42. | R e m a i n i n g T i m e |

1.3K 288 85
                                    

"Cita-cita lo pengen jadi dokter?" Disana gue liat ada semacam biodata diri dengan tulisan yang ga terlalu bagus kaya sebelumnya. Tapi masih kebaca. Terus gue denger dia terkekeh, "ga juga sih. Cita-cita gue kadang pengen jadi ini kadang pengen jadi itu.. Cuma Bunda pernah bilang kalau cita-citanya dulu pengen jadi dokter, insting gue mengatakan kalau gue harus merealisasikan apa yang ga kesampaian sama Bunda."

"Hebat banget lo! Pantes jadi anak ambis!" Gue ketawa, cowok itu juga.

Dengan perlahan gue buka lembar selanjutnya.

" 'Selagi masih ada Bunda yang selalu nyambut gue di pintu rumah- gue akan tetap pulang.' Lo nulis begitu disini."

Gue mendongak ke arahnya, dia lagi bersila tepat di hadapan gue. "Maksudnya apa?"

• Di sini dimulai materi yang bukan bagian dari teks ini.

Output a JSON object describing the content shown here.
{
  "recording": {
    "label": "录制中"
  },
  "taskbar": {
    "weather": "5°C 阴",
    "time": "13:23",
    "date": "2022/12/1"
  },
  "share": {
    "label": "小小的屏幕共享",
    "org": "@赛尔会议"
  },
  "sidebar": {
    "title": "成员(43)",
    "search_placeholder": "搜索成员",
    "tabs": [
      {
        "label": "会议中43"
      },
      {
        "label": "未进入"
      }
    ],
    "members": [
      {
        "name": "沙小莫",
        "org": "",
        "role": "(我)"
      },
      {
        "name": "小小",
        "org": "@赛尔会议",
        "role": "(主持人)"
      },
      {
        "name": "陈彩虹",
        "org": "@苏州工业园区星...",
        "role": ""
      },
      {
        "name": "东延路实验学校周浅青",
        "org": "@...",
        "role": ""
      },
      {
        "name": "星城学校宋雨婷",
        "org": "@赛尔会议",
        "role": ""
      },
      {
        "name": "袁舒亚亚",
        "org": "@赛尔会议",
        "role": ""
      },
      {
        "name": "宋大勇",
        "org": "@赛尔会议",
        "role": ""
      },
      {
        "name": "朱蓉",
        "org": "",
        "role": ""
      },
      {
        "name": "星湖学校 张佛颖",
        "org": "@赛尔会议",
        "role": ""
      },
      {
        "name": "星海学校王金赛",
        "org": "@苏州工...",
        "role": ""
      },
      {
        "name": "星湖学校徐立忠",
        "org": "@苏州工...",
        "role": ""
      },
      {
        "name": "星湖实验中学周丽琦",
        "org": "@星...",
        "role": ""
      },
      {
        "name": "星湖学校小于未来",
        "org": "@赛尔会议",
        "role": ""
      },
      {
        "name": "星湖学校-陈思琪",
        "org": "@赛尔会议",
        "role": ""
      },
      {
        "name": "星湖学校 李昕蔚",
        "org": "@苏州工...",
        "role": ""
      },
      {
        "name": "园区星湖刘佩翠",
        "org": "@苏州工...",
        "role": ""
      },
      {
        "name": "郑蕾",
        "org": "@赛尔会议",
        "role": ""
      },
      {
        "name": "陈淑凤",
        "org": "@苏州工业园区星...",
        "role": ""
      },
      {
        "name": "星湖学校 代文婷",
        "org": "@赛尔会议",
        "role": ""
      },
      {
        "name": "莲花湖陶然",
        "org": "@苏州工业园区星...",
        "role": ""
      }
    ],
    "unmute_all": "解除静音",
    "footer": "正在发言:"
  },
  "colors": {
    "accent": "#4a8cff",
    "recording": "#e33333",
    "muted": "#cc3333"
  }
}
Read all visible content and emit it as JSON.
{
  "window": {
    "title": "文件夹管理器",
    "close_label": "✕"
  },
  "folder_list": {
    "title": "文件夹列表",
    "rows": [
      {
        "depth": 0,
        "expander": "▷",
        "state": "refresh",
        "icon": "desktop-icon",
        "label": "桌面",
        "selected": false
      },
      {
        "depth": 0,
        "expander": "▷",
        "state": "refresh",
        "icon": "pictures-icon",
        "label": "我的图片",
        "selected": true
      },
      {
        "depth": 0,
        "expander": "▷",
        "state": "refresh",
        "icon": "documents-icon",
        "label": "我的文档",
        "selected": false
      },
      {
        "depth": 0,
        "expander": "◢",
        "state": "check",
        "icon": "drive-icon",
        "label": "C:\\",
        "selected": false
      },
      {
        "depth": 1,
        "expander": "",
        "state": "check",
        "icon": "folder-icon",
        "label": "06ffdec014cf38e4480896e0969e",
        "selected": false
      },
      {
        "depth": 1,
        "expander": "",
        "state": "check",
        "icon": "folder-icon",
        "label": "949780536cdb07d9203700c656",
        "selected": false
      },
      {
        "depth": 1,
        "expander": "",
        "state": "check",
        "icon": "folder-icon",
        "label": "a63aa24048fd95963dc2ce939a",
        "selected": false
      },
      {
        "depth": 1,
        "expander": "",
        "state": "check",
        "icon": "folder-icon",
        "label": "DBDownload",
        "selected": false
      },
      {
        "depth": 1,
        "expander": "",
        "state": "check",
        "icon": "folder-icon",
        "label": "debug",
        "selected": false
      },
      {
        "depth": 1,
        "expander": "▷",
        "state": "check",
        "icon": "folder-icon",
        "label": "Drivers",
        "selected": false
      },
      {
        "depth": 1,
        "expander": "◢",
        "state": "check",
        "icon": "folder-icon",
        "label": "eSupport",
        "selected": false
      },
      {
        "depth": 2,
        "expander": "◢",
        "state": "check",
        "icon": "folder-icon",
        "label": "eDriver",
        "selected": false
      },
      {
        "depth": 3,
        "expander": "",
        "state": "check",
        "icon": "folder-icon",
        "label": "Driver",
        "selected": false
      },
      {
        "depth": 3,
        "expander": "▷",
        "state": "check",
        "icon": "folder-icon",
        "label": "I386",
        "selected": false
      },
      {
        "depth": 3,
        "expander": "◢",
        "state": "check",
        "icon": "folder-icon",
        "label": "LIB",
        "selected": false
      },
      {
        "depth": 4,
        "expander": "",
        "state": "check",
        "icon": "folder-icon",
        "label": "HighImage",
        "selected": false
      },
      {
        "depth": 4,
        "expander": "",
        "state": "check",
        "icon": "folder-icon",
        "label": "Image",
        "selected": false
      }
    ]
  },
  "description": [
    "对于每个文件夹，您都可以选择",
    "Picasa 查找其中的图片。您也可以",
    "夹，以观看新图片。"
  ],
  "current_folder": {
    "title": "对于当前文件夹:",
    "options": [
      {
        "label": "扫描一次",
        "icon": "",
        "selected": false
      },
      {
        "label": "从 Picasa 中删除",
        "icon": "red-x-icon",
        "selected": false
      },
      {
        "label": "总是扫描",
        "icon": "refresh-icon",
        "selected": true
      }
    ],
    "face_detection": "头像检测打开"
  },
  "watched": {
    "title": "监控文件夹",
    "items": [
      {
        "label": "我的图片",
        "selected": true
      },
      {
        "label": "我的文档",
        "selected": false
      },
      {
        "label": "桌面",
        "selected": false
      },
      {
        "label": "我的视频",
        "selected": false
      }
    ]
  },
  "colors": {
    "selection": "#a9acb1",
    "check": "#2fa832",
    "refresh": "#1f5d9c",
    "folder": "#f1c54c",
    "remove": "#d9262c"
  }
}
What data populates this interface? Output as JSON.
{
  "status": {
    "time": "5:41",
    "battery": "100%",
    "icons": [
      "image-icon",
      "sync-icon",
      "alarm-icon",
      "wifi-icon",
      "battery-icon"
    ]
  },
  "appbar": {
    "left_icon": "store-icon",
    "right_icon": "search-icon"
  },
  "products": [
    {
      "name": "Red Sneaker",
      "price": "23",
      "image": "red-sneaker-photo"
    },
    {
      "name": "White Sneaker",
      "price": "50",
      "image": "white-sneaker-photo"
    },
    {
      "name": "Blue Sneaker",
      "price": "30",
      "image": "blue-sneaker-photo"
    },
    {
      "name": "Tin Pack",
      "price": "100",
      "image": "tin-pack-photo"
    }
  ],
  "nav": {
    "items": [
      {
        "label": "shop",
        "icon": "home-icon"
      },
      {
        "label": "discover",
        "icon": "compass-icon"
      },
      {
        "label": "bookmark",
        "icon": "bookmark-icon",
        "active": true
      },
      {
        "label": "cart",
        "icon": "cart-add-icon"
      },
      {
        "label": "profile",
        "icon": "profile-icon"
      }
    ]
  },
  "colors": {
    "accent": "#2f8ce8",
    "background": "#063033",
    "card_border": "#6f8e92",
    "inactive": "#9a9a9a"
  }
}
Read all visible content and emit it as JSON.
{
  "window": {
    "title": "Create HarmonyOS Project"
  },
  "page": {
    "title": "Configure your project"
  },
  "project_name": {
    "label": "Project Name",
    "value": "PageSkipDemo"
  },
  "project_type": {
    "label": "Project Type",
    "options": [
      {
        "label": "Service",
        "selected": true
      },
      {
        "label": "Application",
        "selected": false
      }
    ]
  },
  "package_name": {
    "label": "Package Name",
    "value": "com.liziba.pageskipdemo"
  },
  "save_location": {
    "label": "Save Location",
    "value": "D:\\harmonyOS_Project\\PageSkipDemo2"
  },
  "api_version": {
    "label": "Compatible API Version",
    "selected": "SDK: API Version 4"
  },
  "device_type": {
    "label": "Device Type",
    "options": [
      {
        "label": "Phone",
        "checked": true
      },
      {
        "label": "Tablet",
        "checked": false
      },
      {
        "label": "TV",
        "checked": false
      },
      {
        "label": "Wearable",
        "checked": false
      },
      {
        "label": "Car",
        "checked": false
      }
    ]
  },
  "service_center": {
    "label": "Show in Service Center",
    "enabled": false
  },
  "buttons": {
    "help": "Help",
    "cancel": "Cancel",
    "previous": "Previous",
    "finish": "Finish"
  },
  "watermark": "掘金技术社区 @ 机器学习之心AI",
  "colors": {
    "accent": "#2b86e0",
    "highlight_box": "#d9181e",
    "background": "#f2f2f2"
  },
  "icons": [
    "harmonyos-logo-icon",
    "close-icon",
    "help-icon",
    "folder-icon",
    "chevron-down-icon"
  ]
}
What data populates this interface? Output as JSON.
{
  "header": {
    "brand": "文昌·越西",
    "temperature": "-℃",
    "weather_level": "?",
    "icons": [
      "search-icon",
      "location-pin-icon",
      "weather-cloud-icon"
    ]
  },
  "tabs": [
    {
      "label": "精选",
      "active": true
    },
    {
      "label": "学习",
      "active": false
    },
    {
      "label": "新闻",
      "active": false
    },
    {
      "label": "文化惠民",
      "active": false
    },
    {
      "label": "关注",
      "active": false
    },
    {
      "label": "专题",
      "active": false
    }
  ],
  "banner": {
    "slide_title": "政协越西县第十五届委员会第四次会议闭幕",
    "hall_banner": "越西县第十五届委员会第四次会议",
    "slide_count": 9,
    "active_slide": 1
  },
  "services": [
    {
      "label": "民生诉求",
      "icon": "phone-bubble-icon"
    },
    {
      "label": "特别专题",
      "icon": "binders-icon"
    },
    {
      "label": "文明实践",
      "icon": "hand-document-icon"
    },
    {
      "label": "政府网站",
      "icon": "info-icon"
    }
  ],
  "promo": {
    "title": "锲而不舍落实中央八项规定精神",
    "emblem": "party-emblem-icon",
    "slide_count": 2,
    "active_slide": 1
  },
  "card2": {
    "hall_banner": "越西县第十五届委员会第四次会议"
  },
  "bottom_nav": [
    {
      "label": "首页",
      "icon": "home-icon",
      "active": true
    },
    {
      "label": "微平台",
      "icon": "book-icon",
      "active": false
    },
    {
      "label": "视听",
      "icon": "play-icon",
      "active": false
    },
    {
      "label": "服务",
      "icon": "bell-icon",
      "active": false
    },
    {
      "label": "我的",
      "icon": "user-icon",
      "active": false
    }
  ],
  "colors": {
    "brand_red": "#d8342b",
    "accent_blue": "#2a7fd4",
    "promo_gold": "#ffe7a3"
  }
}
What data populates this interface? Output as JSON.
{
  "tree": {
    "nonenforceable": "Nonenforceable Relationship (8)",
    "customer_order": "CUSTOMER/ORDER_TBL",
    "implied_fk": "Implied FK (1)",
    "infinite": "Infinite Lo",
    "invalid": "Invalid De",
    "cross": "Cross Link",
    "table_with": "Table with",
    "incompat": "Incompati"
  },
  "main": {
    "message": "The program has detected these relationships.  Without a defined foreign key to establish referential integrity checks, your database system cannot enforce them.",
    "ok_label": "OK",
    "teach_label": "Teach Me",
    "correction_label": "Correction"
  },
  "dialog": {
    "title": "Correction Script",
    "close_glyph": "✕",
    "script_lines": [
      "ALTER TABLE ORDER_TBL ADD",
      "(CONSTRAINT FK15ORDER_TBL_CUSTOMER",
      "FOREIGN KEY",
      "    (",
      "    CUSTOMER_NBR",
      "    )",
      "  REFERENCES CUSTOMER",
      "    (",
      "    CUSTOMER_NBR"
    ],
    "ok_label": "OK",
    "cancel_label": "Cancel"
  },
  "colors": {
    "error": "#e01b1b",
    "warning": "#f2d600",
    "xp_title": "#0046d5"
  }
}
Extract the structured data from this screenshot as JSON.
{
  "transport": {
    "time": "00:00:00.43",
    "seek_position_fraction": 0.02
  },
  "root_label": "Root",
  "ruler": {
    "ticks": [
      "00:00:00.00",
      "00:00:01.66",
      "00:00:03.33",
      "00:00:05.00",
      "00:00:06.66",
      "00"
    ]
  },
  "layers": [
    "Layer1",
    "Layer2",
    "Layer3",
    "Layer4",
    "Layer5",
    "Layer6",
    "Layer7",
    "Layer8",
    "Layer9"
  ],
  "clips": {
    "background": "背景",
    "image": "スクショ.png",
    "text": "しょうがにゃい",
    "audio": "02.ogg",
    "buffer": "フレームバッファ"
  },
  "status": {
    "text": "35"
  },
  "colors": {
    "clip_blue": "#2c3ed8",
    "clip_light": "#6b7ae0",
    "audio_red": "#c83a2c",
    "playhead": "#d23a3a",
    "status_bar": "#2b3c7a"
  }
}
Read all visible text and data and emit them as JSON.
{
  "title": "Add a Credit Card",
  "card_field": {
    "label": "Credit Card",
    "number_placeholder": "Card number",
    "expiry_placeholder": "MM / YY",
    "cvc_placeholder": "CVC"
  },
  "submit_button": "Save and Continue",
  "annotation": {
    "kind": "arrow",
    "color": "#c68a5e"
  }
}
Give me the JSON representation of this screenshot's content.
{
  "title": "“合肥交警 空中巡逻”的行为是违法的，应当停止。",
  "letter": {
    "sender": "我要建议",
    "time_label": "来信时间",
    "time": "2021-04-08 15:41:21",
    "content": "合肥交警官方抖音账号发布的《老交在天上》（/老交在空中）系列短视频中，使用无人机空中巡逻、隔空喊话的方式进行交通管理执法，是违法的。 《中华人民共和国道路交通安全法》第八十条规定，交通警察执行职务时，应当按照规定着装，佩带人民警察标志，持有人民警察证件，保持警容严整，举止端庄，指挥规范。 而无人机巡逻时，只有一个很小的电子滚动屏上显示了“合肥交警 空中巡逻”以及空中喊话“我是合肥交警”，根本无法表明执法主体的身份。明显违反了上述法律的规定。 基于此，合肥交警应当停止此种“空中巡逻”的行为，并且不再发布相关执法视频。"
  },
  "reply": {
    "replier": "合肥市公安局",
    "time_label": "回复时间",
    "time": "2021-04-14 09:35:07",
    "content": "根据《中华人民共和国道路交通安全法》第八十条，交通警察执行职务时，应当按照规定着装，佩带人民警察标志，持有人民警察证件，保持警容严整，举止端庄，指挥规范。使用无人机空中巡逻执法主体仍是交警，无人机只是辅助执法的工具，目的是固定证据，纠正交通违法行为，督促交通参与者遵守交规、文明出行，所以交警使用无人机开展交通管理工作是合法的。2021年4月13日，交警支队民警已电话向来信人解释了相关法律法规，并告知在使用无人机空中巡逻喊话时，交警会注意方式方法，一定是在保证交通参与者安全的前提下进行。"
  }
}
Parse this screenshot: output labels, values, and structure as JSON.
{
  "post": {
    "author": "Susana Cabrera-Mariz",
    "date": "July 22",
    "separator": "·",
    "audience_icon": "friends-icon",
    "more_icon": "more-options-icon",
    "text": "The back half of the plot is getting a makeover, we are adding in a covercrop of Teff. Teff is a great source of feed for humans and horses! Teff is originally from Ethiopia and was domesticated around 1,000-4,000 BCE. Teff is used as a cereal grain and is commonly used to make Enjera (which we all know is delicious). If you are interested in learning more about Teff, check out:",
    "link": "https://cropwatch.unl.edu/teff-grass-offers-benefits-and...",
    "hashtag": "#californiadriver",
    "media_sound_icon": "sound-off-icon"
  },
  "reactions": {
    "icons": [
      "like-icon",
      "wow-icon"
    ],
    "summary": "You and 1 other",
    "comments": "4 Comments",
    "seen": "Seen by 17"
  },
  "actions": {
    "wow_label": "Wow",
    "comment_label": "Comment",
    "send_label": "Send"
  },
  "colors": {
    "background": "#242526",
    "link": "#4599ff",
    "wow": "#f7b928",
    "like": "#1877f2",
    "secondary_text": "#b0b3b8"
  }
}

"Hmm.. dulu gue sering pergi dari rumah bahkan pernah sampai berminggu minggu ga pulang saking sakitnya sama perkataan Papa."

"Yang bener aja?!"

"Iyalah! Papa pernah bilang gini ke gue, katanya anak gak tau diuntung kaya gue pantes mati."

Gue ternganga. Gila! Orang tua mana yang tega bilang perkataan semenyakitkan itu ke anak yang terbilang masih dibawah umur? Gue jadi mikir, sejahat apa Papa-nya Dejun..

"Itu salah satu perkataan Papa yang gue inget. Dan sampailah gue disini.. emang bener, ucapan orang tua tuh mujarab hahaha!" Katanya dengan santai.

SAMA SAMA GILA!

Lantas langsung aja gue ngedorong bahunya, "Lo kok bisa tenang banget sih?!" Masalahnya, gue sendiri yang jadi ikut sakit hati! Kemudian dia terkikik, "Kata siapa? Hati gue sakit, Na. Tapi percuma juga gue dendam, gue ga bisa ngapa-ngapain."

Seketika hati gue mencolos.

Malam ini tepat jam 10 malam, satu jam selepas kepulangan gue dari rumah Yiyang di anter sama Lucas.

Dejun tadi bilang buat gue istirahat aja, tapi bukannya istirahat- gue malah tertarik sama bukunya lagi. Udah lama banget rasanya gue ga pegang ini buku, Dejun cuma ngehela saat itu.

"Tapi lo pergi dari rumah kemana deh? Ga mungkin banget kan anak dibawah umur bisa pergi jauh jauh gitu.."

Logikanya emang ga masuk akal, masa dia tidur dipinggir jalan sih? YAKALI!

"Engga, gue pergi ke tempat seseorang. Dan dia bilang apa yang seperti gue tulis disana, katanya 'Sejauh apapun kamu pergi, tempat berpulang tetaplah rumah. Pulanglah selagi ada Bunda yang selalu nyambut kamu di depan pintu. Karna senyaman-nyamannya tempat persinggahan tetap ga akan senyaman rumah kamu sendiri."

Dejun berangsur kesamping gue. Cowok itu membaringkan tubuhnya dengan kedua tangan sebagai bantalan dan matanya mengadah ke langit langit kamar.

Gue bungkam.

Sesaat setelahnya hanya ada keheningan sampai gue beralih ke lembar selanjutnya— Dejun masih dengan santainya mejamin mata disamping gue. Pasi, cowok itu keliatan cape.

"Jun."

"Hmm"

"Cape banget ya?"

"Apa?"

Gue menghela, lantas menghadap ke arahnya sedikit miring. Dia tetap dengan posisinya, "Lo cape kan? Tanpa lo bilang pun gue tau kok. Meski jiwa lo seolah mati.. lo kelelahan— kan?"

Dejun mendengus, dia menyamankan posisi dengan berbalik ke arah gue. Kulitnya ga lagi pucat, tapi sedikit membiru. "Mungkin.. tapi gue ga bisa berbuat banyak."

"Jun, kalau seandainya raga lo masih disini dan lo harus berhadapan dengan dua pilihan— lo mau kembali atau berlalu?"

Geming. Dejun membeku. "Lo masih yakin ternyata?"